Молодые люди приближались, оживленно беседуя между собою.
– Сейчас она была здесь, – сказал граф. – Это не был призрак; я говорил с нею, но, может быть, я напугал ее.
– Каким образом?
– Ах боже мой! Я не успел еще опомниться от того, что случилось со мною; должно быть, она меня не поняла и испугалась.
– Не волнуйтесь, друг мой. Она добрая и простит вас; она умница, она поймет.
– А что, если она слишком хорошо поняла?
– Ну что же?
– А вдруг она расскажет?
– Вы не знаете Луизы, граф, – заметил Рауль. – Луиза само совершенство. У нее нет недостатков.
Молодые люди прошли, голоса их мало-помалу затихли.
– Что это значит, Лавальер? – заговорила мадемуазель де Тонне-Шарант. – Виконт де Бражелон назвал вас в разговоре Луизой. Почему?
– Мы вместе воспитывались, – отвечала мадемуазель де Лавальер, – мы знали друг друга еще детьми.
– А кроме того, господин де Бражелон твой жених.
– А я и не знала! Это правда, мадемуазель?
– Как вам сказать, – отвечала Луиза, покраснев, – господин де Бражелон сделал мне честь, просил моей руки, но…
– Но что?
– По-видимому, король…
– Что король?
– Король не хочет дать согласия на этот брак.
– Почему? При чем тут король? – проворчала Ора. – Да разве король имеет право вмешиваться в подобные вещи?.. «Пулитика – пулитикой,– как говаривал Мазарини, – а любовь – любовью!». Раз ты любишь господина де Бражелона и он тебя любит, так венчайтесь. Я даю вам согласие на брак.
Атенаис расхохоталась.
– Ей-богу, я говорю серьезно, – продолжала Монтале, – и думаю, что в данном случае мое мнение стоит мнения короля. Не правда ли, Луиза?
– Воспользуемся тем, что эти господа ушли, – сказала Луиза, – перебежим луг и скроемся в чаще.
– Тем более, – заметила Атенаис, – что около замка и театра мелькают какие-то огни, словно готовятся сопровождать высочайших особ.
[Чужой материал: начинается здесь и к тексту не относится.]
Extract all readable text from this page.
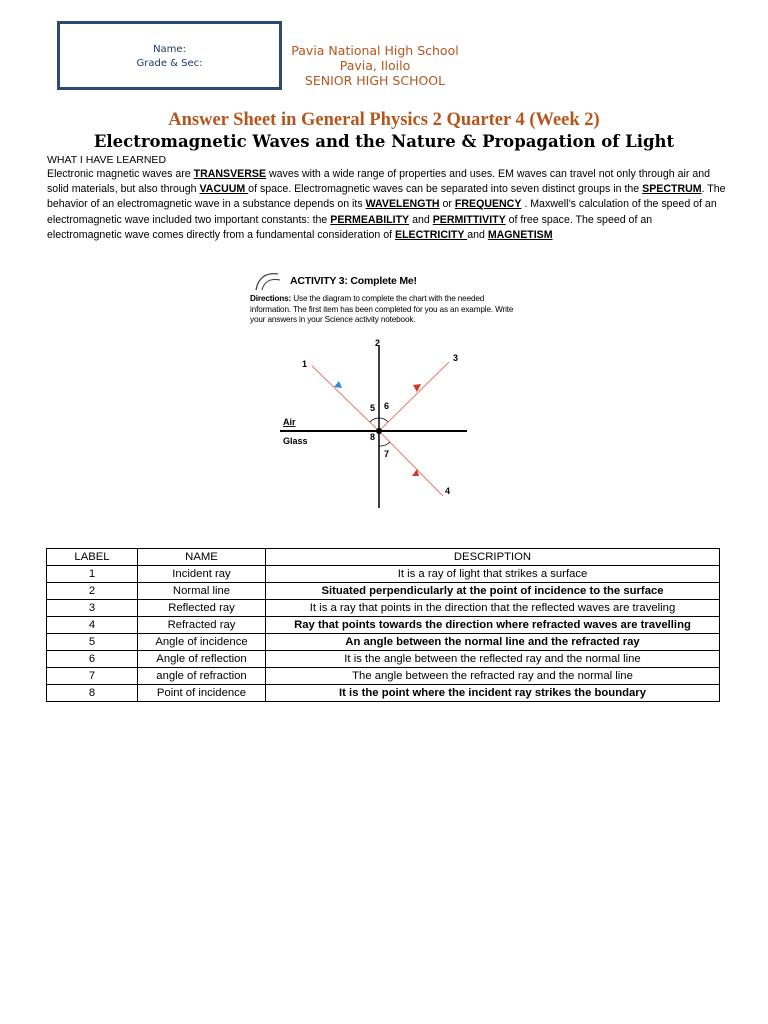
Name:
Grade & Sec:
Pavia National High School
Pavia, Iloilo
SENIOR HIGH SCHOOL
Answer Sheet in General Physics 2 Quarter 4 (Week 2)
Electromagnetic Waves and the Nature & Propagation of Light
WHAT I HAVE LEARNED
Electronic magnetic waves are TRANSVERSE waves with a wide range of properties and uses. EM waves can travel not only through air and solid materials, but also through VACUUM of space. Electromagnetic waves can be separated into seven distinct groups in the SPECTRUM. The behavior of an electromagnetic wave in a substance depends on its WAVELENGTH or FREQUENCY . Maxwell’s calculation of the speed of an electromagnetic wave included two important constants: the PERMEABILITY and PERMITTIVITY of free space. The speed of an electromagnetic wave comes directly from a fundamental consideration of ELECTRICITY and MAGNETISM
ACTIVITY 3: Complete Me!
Directions: Use the diagram to complete the chart with the needed information. The first item has been completed for you as an example. Write your answers in your Science activity notebook.
1
2
3
4
5 6
7
8
Air
Glass
LABEL	NAME	DESCRIPTION
1	Incident ray	It is a ray of light that strikes a surface
2	Normal line	Situated perpendicularly at the point of incidence to the surface
3	Reflected ray	It is a ray that points in the direction that the reflected waves are traveling
4	Refracted ray	Ray that points towards the direction where refracted waves are travelling
5	Angle of incidence	An angle between the normal line and the refracted ray
6	Angle of reflection	It is the angle between the reflected ray and the normal line
7	angle of refraction	The angle between the refracted ray and the normal line
8	Point of incidence	It is the point where the incident ray strikes the boundary
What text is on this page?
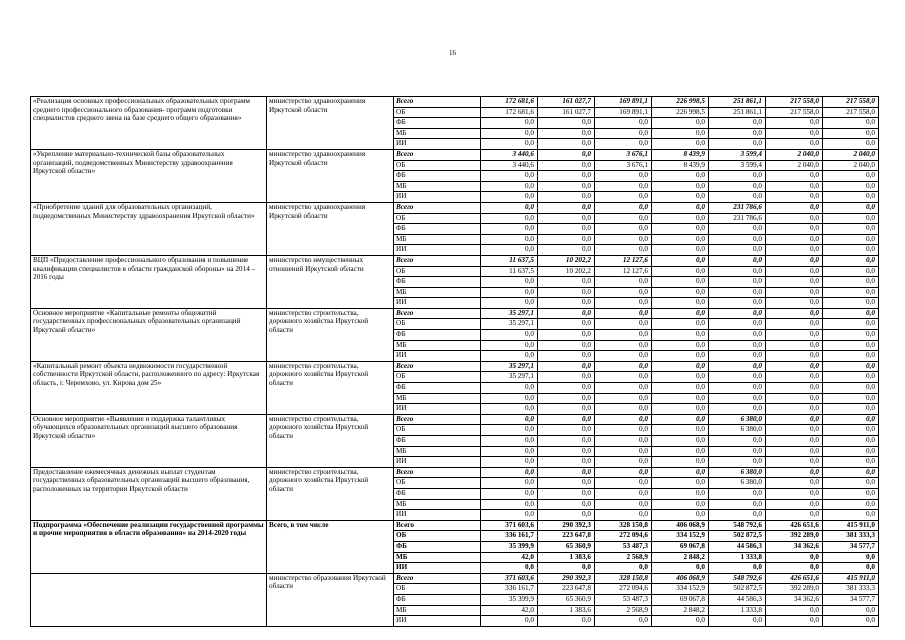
16
«Реализация основных профессиональных образовательных программ среднего профессионального образования- программ подготовки специалистов среднего звена на базе среднего общего образования»	министерство здравоохранения Иркутской области	Всего	172 681,6	161 027,7	169 891,1	226 998,5	251 861,1	217 558,0	217 558,0
		ОБ	172 681,6	161 027,7	169 891,1	226 998,5	251 861,1	217 558,0	217 558,0
		ФБ	0,0	0,0	0,0	0,0	0,0	0,0	0,0
		МБ	0,0	0,0	0,0	0,0	0,0	0,0	0,0
		ИИ	0,0	0,0	0,0	0,0	0,0	0,0	0,0
«Укрепление материально-технической базы образовательных организаций, подведомственных Министерству здравоохранения Иркутской области»	министерство здравоохранения Иркутской области	Всего	3 440,6	0,0	3 676,1	8 439,9	3 599,4	2 040,0	2 040,0
		ОБ	3 440,6	0,0	3 676,1	8 439,9	3 599,4	2 040,0	2 040,0
		ФБ	0,0	0,0	0,0	0,0	0,0	0,0	0,0
		МБ	0,0	0,0	0,0	0,0	0,0	0,0	0,0
		ИИ	0,0	0,0	0,0	0,0	0,0	0,0	0,0
«Приобретение зданий для образовательных организаций, подведомственных Министерству здравоохранения Иркутской области»	министерство здравоохранения Иркутской области	Всего	0,0	0,0	0,0	0,0	231 786,6	0,0	0,0
		ОБ	0,0	0,0	0,0	0,0	231 786,6	0,0	0,0
		ФБ	0,0	0,0	0,0	0,0	0,0	0,0	0,0
		МБ	0,0	0,0	0,0	0,0	0,0	0,0	0,0
		ИИ	0,0	0,0	0,0	0,0	0,0	0,0	0,0
ВЦП «Предоставление профессионального образования и повышение квалификации специалистов в области гражданской обороны» на 2014 – 2016 годы	министерство имущественных отношений Иркутской области	Всего	11 637,5	10 202,2	12 127,6	0,0	0,0	0,0	0,0
		ОБ	11 637,5	10 202,2	12 127,6	0,0	0,0	0,0	0,0
		ФБ	0,0	0,0	0,0	0,0	0,0	0,0	0,0
		МБ	0,0	0,0	0,0	0,0	0,0	0,0	0,0
		ИИ	0,0	0,0	0,0	0,0	0,0	0,0	0,0
Основное мероприятие «Капитальные ремонты общежитий государственных профессиональных образовательных организаций Иркутской области»	министерство строительства, дорожного хозяйства Иркутской области	Всего	35 297,1	0,0	0,0	0,0	0,0	0,0	0,0
		ОБ	35 297,1	0,0	0,0	0,0	0,0	0,0	0,0
		ФБ	0,0	0,0	0,0	0,0	0,0	0,0	0,0
		МБ	0,0	0,0	0,0	0,0	0,0	0,0	0,0
		ИИ	0,0	0,0	0,0	0,0	0,0	0,0	0,0
«Капитальный ремонт объекта недвижимости государственной собственности Иркутской области, расположенного по адресу: Иркутская область, г. Черемхово, ул. Кирова дом 25»	министерство строительства, дорожного хозяйства Иркутской области	Всего	35 297,1	0,0	0,0	0,0	0,0	0,0	0,0
		ОБ	35 297,1	0,0	0,0	0,0	0,0	0,0	0,0
		ФБ	0,0	0,0	0,0	0,0	0,0	0,0	0,0
		МБ	0,0	0,0	0,0	0,0	0,0	0,0	0,0
		ИИ	0,0	0,0	0,0	0,0	0,0	0,0	0,0
Основное мероприятие «Выявление и поддержка талантливых обучающихся образовательных организаций высшего образования Иркутской области»	министерство строительства, дорожного хозяйства Иркутской области	Всего	0,0	0,0	0,0	0,0	6 380,0	0,0	0,0
		ОБ	0,0	0,0	0,0	0,0	6 380,0	0,0	0,0
		ФБ	0,0	0,0	0,0	0,0	0,0	0,0	0,0
		МБ	0,0	0,0	0,0	0,0	0,0	0,0	0,0
		ИИ	0,0	0,0	0,0	0,0	0,0	0,0	0,0
Предоставление ежемесячных денежных выплат студентам государственных образовательных организаций высшего образования, расположенных на территории Иркутской области	министерство строительства, дорожного хозяйства Иркутской области	Всего	0,0	0,0	0,0	0,0	6 380,0	0,0	0,0
		ОБ	0,0	0,0	0,0	0,0	6 380,0	0,0	0,0
		ФБ	0,0	0,0	0,0	0,0	0,0	0,0	0,0
		МБ	0,0	0,0	0,0	0,0	0,0	0,0	0,0
		ИИ	0,0	0,0	0,0	0,0	0,0	0,0	0,0
Подпрограмма «Обеспечение реализации государственной программы и прочие мероприятия в области образования» на 2014-2020 годы	Всего, в том числе	Всего	371 603,6	290 392,3	328 150,8	406 068,9	548 792,6	426 651,6	415 911,0
		ОБ	336 161,7	223 647,8	272 094,6	334 152,9	502 872,5	392 289,0	381 333,3
		ФБ	35 399,9	65 360,9	53 487,3	69 067,8	44 586,3	34 362,6	34 577,7
		МБ	42,0	1 383,6	2 568,9	2 848,2	1 333,8	0,0	0,0
		ИИ	0,0	0,0	0,0	0,0	0,0	0,0	0,0
	министерство образования Иркутской области	Всего	371 603,6	290 392,3	328 150,8	406 068,9	548 792,6	426 651,6	415 911,0
		ОБ	336 161,7	223 647,8	272 094,6	334 152,9	502 872,5	392 289,0	381 333,3
		ФБ	35 399,9	65 360,9	53 487,3	69 067,8	44 586,3	34 362,6	34 577,7
		МБ	42,0	1 383,6	2 568,9	2 848,2	1 333,8	0,0	0,0
		ИИ	0,0	0,0	0,0	0,0	0,0	0,0	0,0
– Бежим! – воскликнули девушки.
И, грациозно подобрав длинные юбки, они быстро пересекли лужайку между прудом и самой глухой частью парка.
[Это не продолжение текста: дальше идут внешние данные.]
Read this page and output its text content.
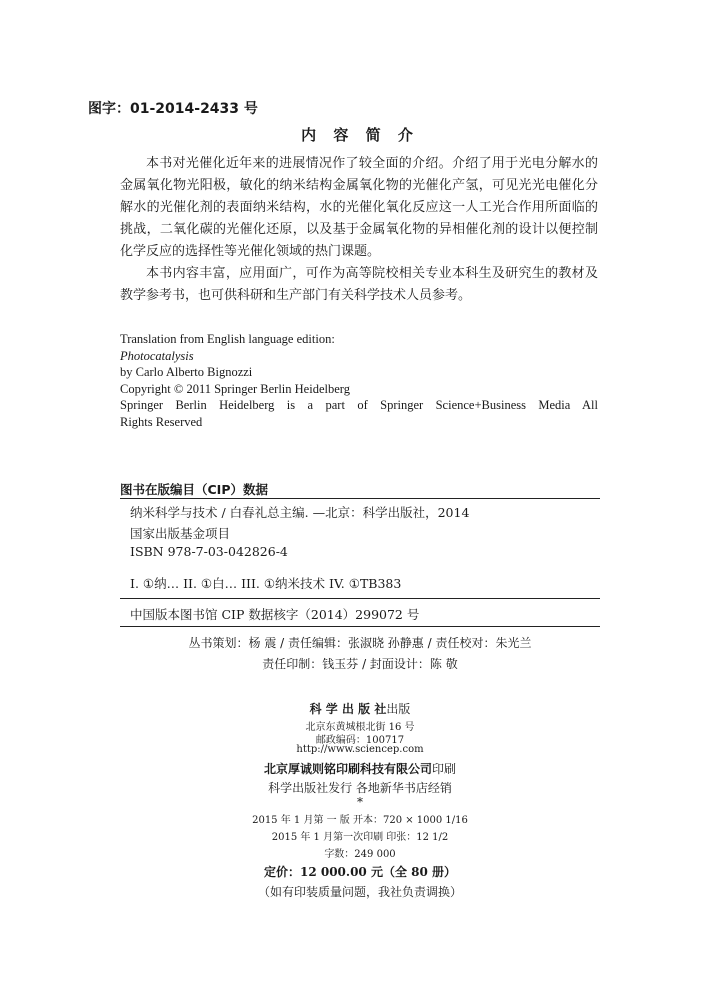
图字：01-2014-2433 号
内 容 简 介
本书对光催化近年来的进展情况作了较全面的介绍。介绍了用于光电分解水的金属氧化物光阳极，敏化的纳米结构金属氧化物的光催化产氢，可见光光电催化分解水的光催化剂的表面纳米结构，水的光催化氧化反应这一人工光合作用所面临的挑战，二氧化碳的光催化还原，以及基于金属氧化物的异相催化剂的设计以便控制化学反应的选择性等光催化领域的热门课题。
本书内容丰富，应用面广，可作为高等院校相关专业本科生及研究生的教材及教学参考书，也可供科研和生产部门有关科学技术人员参考。
Translation from English language edition:
Photocatalysis
by Carlo Alberto Bignozzi
Copyright © 2011 Springer Berlin Heidelberg
Springer Berlin Heidelberg is a part of Springer Science+Business Media All
Rights Reserved
图书在版编目（CIP）数据
纳米科学与技术 / 白春礼总主编. —北京：科学出版社，2014
国家出版基金项目
ISBN 978-7-03-042826-4
I. ①纳… II. ①白… III. ①纳米技术 IV. ①TB383
中国版本图书馆 CIP 数据核字（2014）299072 号
丛书策划：杨 震 / 责任编辑：张淑晓 孙静惠 / 责任校对：朱光兰
责任印制：钱玉芬 / 封面设计：陈 敬
科 学 出 版 社出版
北京东黄城根北街 16 号
邮政编码：100717
http://www.sciencep.com
北京厚诚则铭印刷科技有限公司印刷
科学出版社发行 各地新华书店经销
*
2015 年 1 月第 一 版 开本：720 × 1000 1/16
2015 年 1 月第一次印刷 印张：12 1/2
字数：249 000
定价：12 000.00 元（全 80 册）
（如有印装质量问题，我社负责调换）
Лавальер, более скромная и стыдливая, чем ее подруги, почти не подымала юбок и не могла бежать так быстро, как они. Монтале и де Тонне-Шарант пришлось подождать ее.
В этот момент человек, скрывавшийся во рву, поросшем лозняком, выскочил и бросился по направлению к замку.
Издали доносился шум колес экипажей, катившихся по дороге: то были кареты королев и принцессы. Их сопровождали несколько всадников. Копыта лошадей мерно постукивали, как гекзаметр Вергилия. С шумом колес сливалась отдаленная музыка; когда она умолкала, на смену ей раздавалось пение соловья. А вокруг пернатого певца в темной чаще огромных деревьев там и сям светились глаза сов, чутких к пению.
Лань, забравшаяся в папоротник, фазан, примостившийся на ветке, и лисица, лежа в своей норе, тоже слушали музыку. Начинавшаяся внезапно в кустах возня выдавала присутствие этой невидимой публики.
Наши лесные нимфы каждый раз легонько вскрикивали, но, успокоившись, со смехом продолжали путь.
Так они дошли до королевского дуба, который в молодости своей слышал любовные вздохи Генриха II по прекрасной Диане де Пуатье, а позднее Генриха IV – по прекрасной Габриель д’Эстре. Вокруг дуба садовники устроили скамейку из мха и дерна, где короли могли спокойно отдыхать.